I don’t think I can make it any more explicit than that.

The idea that the instruction set should be Turing complete for something to be called a ‘computation’ or a ‘proper computer’ is, at least, quite odd. SQL’s instruction set isn’t Turing complete (without CTE), but one would typically consider a computer performing SQL queries to compute. Same goes for HTML.

And of course the idea incurs the counterfactual explosion-problem I’ve described above. Think about something like Babbage’s Difference Engine. If it’s the case that only universal devices compute, it doesn’t compute, since it’s not universal. But one might envision an extension of it, the Difference Engine++, such that it becomes able to perform universal computations. Such an extension might just come in the form of additional gears and wheels, that are only used on computations that the bare Difference Engine could not perform.

Nevertheless, since the Difference Engine++ is now computationally universal, it’s either the case that it now computes in the proper sense—even if it only performs the very same operations it did when it was merely the Difference Engine (that is, if the ++ part never is used). Or, it only computes when the additional machinery is used—but then, you have the curious issue that only some operations of a universal machine are computations, and in general, you won’t be able to tell which ones.

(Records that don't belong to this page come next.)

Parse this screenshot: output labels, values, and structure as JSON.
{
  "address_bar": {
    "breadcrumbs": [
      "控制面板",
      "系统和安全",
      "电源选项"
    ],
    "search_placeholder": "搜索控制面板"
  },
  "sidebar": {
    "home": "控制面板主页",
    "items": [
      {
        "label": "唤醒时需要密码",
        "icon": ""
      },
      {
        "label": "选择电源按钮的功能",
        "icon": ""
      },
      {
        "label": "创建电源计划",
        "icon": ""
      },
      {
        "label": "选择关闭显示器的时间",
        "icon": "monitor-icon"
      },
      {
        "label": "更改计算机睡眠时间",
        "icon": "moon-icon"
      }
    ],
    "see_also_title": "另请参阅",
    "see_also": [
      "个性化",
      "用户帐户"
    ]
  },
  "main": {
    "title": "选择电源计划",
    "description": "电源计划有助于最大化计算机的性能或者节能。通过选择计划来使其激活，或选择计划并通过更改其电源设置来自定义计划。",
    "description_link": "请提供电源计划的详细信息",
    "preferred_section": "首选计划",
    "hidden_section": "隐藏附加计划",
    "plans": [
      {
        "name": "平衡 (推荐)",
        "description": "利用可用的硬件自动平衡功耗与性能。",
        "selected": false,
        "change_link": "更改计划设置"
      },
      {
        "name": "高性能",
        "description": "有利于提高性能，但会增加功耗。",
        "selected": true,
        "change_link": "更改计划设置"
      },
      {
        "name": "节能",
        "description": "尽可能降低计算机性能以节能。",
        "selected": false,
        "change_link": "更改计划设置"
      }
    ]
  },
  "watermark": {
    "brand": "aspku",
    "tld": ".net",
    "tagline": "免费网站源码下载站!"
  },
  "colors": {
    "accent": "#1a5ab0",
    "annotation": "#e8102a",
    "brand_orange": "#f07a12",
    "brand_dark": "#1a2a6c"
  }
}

And of course, it’s just in conflict with how the term ‘computation’ is generally used. Finite state machines, for example, are generally considered a model of computation, but trivially can never be computationally universal.

577

Of course one would consider it computation, but your logic here is bewildering. SQL and HTML are layered on – and rely on – Turing-complete computational infrastructures without which they would be useless. There’s no such thing as an “HTML machine”, for example; there are web servers and browsers that are all written in Turing-complete programming languages that communicate via a standardized markup language. The execution of SQL statements involves no end of computational primitives like test-and-branch instructions.

I have yet to find an example of “computation” in the sense in which it’s meant in CTM (as set out in the Stanford Encyclopedia of Philosophy, for example) that is different from what I just mentioned upthread, that in this context it’s defined “in the important sense of being finite-state machines executing both arithmetical and non-arithmetical syntactical operations on stored symbols directed by a stored program”.

578

Ah, yes, you’re right. I had a gap in my memory. Universal Turing machines have two inputs (the program and the tape), and concrete Turing machines have one input (the tape). Thank you for the correction.

Of course this also means that a rock isn’t a Turing machine - unless you stretch the concepts of “data tape” and “state machine” so far as to include all arrangements of matter and all physical interactions (respectively), which would probably be problematic or persons claiming that you can have physical objects that aren’t doing computations.

I now return you to your regularly scheduled discussion.

579

This is how a calculator operates, so why doesn’t a calculator compute?

Is it because the program that is loaded into a calculator and executed by it’s processor limits the set of functions that can be computed?

If I begin executing a program on my PC that takes complete control of the PC so the OS is no longer part of the picture, and this program is just a calculator program, did I just render my computer as a system that no longer performs computations?

580

I agree that considering a rock as a computer seems to miss an important element, but like most of this stuff, drawing a clean boundary is tricky.

Either way, I think wolfpup’s position is not a strong one because it eliminates all of the specially built circuits that perform computations. Let’s pretend that the brain has circuits specifically built for performing numeric operations, so it can compute a large number of functions, but it’s still limited in what it can compute. wolfpup discards these as non-computational, but there doesn’t seem to be any value in doing that.